Its UK infrastructure services business, which includes its Managing Agent Contractor contracts (MACs) for the Highways Agency, saw activity levels down 20% and underlying operating profits halved. The impact on demand for consultancy services was more severe as clients deferred discretionary work, resulting in a 30% revenue decline and the business suffering a loss.
To counter this decline in workload the firm has cut headcount by 14% to 3,488 from the level at January 2010. It said further reviews continue at a local level to “ensure resources are matched to immediate client workloads”.
It has won some work, however. In the six month period it has mobilised the new Area 1 and Area 13 MAC contracts as part of its EnterpriseMouchel JV with Enterprise. Its TranServ JV with Balfour Beatty has secured extensions to its North West Scotland Operating Company contract to May 2012 and a further extension to its City of Westminster contract to September 2014 is being negotiated. The firm has been awarded contract extensions by Shropshire County Council to March 2013, Wiltshire County Council to May 2012, the London Borough of Southwark to April 2012, the London Borough of Hillingdon to July 2013 and by the Highways Agency for its Project Support Framework to April 2011. The A11 Thetford Bypass scheme, which it won with Birse, has now been given the go-ahead.
Overseas, it has also won two five-year highway maintenance contracts in partnership with Downer in Western Australia.
Other divisions are also struggling.
The management consulting division reported revenue down 10% at £27.3M. Headcount at January 2011 was down 22% at 358 compared with the position at the end of January 2010.
Revenue from its regulated industries was £41.5M, down 12% on the previous year, leading to a sharp reduction in operating margins. The water business fell into loss in the first six months after its AMP 5 business ramped up more slowly than expected, despite a 10% increase in revenue. Engineering and environment workloads fell by about 30%, principally as a result of the reduced activity of its highways business, and also reported a loss. Its business in the rail sector, from which it substantially withdrew in 2009/10, saw a 40% reduction in revenues as a number of contracts were completed. Energy and insurance showed an improved performance. The Middle East also saw a reduction in revenue compared with the first half of 2009/10, but returned to profit on a reduced cost base.

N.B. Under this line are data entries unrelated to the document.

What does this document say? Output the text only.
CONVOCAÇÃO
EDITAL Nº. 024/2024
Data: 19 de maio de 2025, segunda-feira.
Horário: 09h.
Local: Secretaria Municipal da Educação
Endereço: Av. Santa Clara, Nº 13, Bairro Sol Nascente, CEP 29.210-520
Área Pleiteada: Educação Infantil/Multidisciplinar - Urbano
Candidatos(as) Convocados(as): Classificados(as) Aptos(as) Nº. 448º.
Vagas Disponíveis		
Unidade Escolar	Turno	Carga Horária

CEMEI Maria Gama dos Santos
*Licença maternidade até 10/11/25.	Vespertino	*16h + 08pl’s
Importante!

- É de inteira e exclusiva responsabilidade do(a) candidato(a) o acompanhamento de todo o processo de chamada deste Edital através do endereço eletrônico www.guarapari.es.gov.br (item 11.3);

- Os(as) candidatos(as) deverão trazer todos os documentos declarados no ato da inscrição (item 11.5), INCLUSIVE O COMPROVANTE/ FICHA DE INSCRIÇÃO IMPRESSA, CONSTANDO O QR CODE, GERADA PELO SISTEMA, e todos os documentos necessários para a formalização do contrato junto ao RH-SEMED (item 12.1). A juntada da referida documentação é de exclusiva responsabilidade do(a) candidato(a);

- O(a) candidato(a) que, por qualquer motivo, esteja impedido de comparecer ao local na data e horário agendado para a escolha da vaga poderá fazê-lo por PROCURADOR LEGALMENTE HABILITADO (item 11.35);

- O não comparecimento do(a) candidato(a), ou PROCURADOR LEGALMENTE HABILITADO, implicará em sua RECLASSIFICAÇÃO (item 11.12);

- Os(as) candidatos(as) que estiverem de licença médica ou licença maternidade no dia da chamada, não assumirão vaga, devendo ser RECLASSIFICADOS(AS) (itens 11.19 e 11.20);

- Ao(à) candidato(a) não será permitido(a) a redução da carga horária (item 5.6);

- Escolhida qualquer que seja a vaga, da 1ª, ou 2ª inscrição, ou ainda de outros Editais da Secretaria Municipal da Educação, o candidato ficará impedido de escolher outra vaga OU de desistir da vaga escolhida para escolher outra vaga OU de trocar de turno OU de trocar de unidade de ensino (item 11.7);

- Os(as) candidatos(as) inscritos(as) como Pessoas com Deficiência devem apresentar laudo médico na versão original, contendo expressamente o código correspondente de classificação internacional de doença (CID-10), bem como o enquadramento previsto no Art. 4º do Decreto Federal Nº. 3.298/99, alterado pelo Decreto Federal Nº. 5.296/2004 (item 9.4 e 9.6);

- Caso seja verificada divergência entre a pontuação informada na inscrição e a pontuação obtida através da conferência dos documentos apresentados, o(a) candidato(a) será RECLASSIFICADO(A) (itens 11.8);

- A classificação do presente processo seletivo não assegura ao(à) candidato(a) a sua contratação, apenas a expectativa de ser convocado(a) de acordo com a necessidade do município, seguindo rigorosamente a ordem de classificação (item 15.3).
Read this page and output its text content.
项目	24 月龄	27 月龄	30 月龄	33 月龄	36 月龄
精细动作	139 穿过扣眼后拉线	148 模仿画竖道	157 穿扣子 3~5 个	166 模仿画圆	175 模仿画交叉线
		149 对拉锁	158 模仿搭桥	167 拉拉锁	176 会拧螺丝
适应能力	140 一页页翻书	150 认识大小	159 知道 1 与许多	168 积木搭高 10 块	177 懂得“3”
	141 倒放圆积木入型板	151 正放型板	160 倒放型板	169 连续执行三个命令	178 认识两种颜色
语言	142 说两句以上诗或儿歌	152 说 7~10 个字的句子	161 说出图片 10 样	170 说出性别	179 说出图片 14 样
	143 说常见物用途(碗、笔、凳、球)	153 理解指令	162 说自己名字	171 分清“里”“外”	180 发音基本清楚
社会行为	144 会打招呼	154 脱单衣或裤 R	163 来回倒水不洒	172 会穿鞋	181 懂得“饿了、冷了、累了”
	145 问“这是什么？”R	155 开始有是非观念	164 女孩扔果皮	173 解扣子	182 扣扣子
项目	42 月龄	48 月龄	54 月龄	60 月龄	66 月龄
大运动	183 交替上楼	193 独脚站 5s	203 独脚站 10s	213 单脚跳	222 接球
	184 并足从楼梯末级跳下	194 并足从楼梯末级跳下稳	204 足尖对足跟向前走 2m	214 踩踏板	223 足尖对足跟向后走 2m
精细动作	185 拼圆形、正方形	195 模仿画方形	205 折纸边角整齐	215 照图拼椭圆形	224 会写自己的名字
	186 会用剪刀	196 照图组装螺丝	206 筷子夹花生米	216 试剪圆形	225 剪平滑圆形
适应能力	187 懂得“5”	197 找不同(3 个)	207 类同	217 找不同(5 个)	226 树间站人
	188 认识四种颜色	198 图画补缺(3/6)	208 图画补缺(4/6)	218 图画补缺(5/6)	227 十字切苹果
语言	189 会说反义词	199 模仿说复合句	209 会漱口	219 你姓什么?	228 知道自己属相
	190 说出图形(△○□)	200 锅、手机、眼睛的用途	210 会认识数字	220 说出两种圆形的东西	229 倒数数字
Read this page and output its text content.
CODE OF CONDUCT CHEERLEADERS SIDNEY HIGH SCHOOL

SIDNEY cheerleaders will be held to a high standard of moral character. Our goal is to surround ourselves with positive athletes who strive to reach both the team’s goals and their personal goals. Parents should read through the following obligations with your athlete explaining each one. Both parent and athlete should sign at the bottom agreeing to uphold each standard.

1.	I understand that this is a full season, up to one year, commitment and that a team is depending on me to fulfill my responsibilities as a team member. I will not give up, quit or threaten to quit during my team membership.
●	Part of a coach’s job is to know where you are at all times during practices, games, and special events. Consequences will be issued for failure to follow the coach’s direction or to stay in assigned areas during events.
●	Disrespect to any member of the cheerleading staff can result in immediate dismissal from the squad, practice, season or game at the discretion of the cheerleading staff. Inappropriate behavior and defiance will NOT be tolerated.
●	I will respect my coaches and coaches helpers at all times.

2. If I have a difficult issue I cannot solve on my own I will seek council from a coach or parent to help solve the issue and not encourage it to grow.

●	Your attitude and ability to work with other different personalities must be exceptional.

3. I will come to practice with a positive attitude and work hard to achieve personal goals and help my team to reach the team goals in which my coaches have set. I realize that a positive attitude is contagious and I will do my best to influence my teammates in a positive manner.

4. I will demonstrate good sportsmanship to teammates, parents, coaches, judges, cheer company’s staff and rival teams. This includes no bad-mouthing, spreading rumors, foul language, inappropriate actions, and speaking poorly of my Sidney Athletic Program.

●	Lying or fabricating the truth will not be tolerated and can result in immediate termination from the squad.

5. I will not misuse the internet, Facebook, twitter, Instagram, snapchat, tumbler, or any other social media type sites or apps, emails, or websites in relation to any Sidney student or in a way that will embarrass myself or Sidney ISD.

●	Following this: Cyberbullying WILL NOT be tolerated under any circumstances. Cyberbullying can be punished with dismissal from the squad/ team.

In response to lower demand for its consultants it has reduced its headcount by 13% over the last 12 months to 1,643 at January 2011.
“It has been another challenging period for Mouchel,” said chief executive Richard Cuthbert. “Our clients have been impacted by the tough economic climate, leading to cuts in capital and maintenance programs and a decline in spending, which has negatively affected our performance.”
Cuthbert added that spending several months fighting takeover bids had also been an unwelcome disruption to the business. The firm today confirmed that it had rejected approaches from Interserve and Costain.